I know I am not alone in my fear; it is not unique to Asian Americans. BIPOC mothers across America have faced the same and worse fears for their children for years, as has been highlighted this year by so many tragic events. 

How do we, as mothers, prepare our children for such an eventuality? How do we prepare ourselves for the injustices they will experience? How do we inspire them to still trust, to hope, and to seek the best in others when we know they will at times see the opposite?

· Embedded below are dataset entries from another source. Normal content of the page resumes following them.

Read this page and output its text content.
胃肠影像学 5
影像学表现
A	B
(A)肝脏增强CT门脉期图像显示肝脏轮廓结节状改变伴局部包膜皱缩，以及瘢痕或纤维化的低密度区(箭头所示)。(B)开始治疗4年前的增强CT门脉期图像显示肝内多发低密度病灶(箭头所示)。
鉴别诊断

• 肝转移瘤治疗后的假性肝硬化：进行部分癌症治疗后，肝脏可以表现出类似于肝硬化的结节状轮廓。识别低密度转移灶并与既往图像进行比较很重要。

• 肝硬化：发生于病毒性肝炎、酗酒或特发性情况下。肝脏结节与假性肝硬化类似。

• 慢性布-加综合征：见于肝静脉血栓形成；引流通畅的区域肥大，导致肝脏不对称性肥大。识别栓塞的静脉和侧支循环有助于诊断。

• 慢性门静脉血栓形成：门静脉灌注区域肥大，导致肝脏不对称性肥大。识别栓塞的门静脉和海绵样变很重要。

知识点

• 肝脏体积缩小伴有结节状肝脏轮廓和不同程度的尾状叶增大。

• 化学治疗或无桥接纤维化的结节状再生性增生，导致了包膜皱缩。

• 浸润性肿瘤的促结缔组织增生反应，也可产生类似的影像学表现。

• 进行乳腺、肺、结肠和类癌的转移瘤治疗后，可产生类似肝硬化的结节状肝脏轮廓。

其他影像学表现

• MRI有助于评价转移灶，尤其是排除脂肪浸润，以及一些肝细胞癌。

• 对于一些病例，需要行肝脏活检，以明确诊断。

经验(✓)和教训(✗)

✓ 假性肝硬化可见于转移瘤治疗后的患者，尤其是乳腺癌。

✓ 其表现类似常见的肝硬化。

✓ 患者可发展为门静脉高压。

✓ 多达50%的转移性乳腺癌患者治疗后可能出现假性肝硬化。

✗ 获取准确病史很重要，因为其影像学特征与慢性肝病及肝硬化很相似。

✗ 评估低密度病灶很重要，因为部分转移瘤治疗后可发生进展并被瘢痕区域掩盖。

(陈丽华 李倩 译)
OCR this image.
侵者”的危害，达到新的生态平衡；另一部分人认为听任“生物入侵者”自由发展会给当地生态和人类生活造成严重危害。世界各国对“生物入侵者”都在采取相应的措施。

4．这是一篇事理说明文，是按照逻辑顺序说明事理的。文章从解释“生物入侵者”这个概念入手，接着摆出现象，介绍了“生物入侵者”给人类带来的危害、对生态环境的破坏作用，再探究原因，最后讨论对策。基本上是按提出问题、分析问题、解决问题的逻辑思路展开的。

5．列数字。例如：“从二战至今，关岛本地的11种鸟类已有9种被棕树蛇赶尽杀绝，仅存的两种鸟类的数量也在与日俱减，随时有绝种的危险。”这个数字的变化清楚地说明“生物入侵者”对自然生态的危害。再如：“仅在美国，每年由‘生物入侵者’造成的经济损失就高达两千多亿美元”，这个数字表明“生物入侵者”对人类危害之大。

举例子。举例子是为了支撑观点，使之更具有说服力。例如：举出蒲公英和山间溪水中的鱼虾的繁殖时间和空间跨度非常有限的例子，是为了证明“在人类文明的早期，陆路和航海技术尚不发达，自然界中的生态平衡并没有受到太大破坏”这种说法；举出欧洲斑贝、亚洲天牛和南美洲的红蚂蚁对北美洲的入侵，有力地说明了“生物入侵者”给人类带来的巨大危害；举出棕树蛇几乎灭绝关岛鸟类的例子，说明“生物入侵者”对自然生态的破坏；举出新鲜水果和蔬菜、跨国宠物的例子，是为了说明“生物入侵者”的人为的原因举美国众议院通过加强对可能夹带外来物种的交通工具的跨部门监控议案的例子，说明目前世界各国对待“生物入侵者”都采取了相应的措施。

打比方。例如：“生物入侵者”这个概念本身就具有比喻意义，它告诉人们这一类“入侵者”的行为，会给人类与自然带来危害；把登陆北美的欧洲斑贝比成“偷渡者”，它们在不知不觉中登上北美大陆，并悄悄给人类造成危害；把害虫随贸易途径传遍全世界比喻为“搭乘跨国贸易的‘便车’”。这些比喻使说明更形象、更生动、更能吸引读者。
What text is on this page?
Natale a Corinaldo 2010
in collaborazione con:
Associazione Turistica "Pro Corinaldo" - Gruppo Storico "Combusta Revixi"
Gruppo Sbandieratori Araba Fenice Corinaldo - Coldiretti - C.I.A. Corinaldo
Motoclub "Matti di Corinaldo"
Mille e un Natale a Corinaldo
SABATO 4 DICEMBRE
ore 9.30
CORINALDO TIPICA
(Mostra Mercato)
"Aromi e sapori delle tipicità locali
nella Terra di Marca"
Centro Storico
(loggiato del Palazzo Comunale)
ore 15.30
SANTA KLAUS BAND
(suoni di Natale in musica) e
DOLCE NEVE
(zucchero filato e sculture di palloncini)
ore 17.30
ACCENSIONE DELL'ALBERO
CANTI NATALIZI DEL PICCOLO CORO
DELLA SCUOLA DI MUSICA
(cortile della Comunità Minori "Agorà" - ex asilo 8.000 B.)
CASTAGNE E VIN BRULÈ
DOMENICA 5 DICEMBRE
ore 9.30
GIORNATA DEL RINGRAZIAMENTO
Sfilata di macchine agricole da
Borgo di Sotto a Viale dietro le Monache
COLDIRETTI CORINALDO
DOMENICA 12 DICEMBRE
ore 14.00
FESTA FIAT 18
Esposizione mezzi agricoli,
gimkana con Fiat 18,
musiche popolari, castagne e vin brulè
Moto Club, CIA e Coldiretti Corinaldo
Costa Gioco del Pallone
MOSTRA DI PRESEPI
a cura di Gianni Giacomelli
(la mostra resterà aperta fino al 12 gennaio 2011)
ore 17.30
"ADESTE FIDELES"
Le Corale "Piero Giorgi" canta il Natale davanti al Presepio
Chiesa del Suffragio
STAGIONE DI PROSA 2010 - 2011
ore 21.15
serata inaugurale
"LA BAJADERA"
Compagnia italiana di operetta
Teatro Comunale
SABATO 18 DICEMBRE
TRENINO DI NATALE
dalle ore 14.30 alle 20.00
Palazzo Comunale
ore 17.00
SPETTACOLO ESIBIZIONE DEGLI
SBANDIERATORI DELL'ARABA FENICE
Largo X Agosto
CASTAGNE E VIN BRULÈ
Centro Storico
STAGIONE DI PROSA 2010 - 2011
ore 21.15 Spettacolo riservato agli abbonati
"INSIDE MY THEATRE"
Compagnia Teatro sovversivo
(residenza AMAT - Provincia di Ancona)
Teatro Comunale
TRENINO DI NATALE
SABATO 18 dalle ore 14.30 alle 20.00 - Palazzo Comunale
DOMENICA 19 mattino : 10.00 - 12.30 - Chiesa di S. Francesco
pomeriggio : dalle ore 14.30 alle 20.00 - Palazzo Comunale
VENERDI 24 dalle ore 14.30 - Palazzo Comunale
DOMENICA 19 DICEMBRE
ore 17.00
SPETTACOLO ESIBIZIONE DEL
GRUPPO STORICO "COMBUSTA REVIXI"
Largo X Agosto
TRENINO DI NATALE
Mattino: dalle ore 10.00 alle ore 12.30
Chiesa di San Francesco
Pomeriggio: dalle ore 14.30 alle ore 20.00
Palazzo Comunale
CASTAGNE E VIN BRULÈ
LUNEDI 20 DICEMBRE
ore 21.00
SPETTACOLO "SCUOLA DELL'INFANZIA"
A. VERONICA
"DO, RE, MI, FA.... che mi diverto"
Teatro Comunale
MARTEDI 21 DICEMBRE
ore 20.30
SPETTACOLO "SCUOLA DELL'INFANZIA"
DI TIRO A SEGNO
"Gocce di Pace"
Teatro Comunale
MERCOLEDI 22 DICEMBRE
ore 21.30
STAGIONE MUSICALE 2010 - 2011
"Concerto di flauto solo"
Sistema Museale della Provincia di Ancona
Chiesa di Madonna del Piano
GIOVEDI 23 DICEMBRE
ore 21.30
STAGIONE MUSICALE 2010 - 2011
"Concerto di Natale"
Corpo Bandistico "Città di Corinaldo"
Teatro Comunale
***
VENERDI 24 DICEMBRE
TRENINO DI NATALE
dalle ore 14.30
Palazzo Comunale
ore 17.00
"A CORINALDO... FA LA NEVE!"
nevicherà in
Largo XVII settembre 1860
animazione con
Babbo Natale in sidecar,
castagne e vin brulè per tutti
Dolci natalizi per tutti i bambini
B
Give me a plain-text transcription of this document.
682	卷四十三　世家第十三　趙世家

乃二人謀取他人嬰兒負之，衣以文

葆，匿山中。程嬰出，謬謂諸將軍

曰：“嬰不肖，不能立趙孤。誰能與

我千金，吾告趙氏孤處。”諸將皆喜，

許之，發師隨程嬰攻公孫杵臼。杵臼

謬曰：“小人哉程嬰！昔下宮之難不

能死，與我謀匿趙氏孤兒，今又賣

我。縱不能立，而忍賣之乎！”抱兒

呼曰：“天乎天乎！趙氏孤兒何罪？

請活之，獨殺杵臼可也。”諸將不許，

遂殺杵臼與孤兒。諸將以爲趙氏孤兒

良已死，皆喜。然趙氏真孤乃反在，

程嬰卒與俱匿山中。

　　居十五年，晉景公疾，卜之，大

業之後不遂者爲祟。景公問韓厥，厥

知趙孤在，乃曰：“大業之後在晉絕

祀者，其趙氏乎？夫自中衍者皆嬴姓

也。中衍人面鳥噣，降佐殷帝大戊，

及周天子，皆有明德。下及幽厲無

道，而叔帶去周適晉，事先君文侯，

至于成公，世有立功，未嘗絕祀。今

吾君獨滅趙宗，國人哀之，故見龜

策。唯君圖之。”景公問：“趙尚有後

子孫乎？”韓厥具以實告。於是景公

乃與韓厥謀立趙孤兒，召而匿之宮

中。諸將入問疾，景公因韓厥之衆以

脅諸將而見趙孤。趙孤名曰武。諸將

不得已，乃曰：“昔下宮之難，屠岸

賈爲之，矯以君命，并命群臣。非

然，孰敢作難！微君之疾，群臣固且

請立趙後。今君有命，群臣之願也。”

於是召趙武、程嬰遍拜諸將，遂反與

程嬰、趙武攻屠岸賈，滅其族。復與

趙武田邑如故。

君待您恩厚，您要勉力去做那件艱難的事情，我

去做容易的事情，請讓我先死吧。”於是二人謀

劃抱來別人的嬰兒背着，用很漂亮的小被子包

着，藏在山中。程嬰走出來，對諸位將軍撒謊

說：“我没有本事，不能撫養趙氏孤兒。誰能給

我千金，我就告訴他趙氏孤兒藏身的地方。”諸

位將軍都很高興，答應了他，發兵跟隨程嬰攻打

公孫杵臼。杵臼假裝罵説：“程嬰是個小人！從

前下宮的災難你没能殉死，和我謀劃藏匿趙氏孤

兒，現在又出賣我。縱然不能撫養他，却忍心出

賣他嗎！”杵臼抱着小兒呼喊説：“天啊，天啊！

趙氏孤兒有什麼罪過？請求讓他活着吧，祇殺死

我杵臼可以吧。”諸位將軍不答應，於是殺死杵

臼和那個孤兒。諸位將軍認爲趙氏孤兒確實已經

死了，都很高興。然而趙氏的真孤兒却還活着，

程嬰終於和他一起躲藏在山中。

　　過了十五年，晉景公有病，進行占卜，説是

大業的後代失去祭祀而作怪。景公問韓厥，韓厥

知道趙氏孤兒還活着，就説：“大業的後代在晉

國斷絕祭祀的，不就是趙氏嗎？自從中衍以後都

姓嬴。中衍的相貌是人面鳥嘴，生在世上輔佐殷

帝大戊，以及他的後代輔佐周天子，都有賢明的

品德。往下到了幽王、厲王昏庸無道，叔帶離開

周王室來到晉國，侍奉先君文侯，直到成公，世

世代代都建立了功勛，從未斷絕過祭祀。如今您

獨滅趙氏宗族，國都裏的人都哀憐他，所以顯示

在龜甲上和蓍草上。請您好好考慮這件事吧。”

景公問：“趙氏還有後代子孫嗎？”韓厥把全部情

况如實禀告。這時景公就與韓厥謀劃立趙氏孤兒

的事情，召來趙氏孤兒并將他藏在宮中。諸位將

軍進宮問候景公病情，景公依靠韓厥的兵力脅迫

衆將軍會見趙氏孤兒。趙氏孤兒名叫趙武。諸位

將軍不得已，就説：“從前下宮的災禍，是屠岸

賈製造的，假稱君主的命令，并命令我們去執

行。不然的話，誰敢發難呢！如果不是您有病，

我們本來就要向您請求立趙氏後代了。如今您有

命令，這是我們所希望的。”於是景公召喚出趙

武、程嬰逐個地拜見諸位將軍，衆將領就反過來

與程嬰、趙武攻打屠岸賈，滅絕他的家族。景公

How do we teach them to help build a better world?

In this way, I am like every other mother: we know our children will come to see the uglier side of our world, and so we prepare them for it as best we can. We try to teach them to be brave, strong, and kind so they can move forward when they are confronted by the bad. We remind ourselves every day to show them how by being brave, strong, and kind ourselves, even when it's hard. It's frightening and it is heartbreaking, but we protect and strengthen and love as fiercely as we can to make sure our children know they are secure and protected.

In this, mothers, we are of the same.

My children look like me. But in becoming a mother, I have realized that I also look like countless mothers everywhere: forever loving, protecting, and praying for our children.

So to the mothers everywhere who have had fear in your hearts but do not let it darken your world, we will never stop loving, we will never stop trying. I am thankful beyond measure to share this bond of motherhood with you. It gives me strength and hope for the future.


Guest essay written by L. Kim. She is a married mother of two little boys, living in northeast Wisconsin. Formerly working full-time in health care business, the calls of stay-at-home motherhood became too great and she has been happily chasing her two busy boys around since 2019. When not playing trucks or dinosaurs, she enjoys playing instruments and baking.